Nowadays, most data processing methods use depth dependent parameters that can not be determined in a direct way but have to be estimated indirectly. On the other hand, data processing in time requires only the knowledge of parameters that can be measured on the surface such as time, offset and horizontal velocity Muir (1993). This is of advantage especially in the case of anisotropy as the vertical velocity does not need to be estimated any longer.
In an attempt to implement an example of time processing, an extended Stolt migration algorithm was developed for general dispersion relations and an exact interpolation scheme Rosenbaum and Boudreaux (1981). Based on Fourier transformation both in time and in space, the Stolt migration () is able to handle the sometimes triplicating behavior of real elastic anisotropy as can be expected, for example, for shear waves in certain shales. Therefore, Stolt migration may be a useful tool in determining the amount of anisotropy in a medium.
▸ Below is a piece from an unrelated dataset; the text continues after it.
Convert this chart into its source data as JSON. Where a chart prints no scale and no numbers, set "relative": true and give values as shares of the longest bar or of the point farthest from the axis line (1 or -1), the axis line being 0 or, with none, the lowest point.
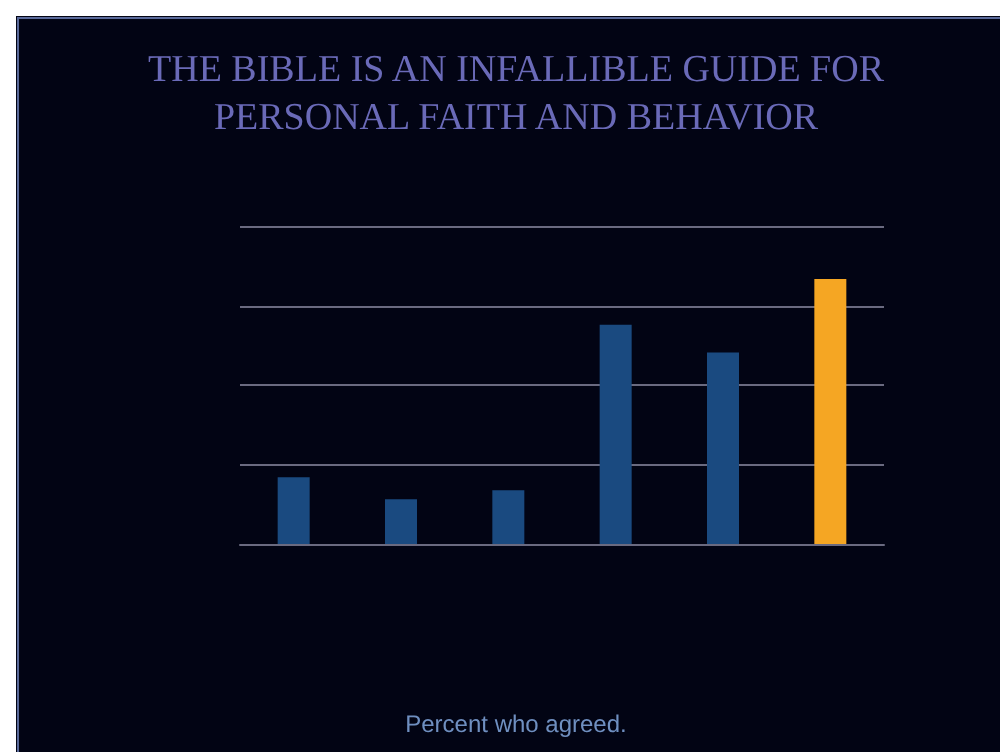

As an example, we implement in this study the dispersion relation for the case of anelliptic anisotropy into the migration algorithm which was designed for the use of any dispersion relation. Anelliptic anisotropy is an extension of elliptic anisotropy which retains the convenient symmetry properties of elliptic anisotropy in approximation Dellinger et al. (1993); Karrenbach (1991); Muir and Dellinger (1985). It is especially useful when more independent parameters than vertical and horizontal velocity are needed, but the full complexity of transverse anisotropy is unnecessary. The effect of the anelliptic anisotropy is shown on impulse responses for different grades of anellipticity.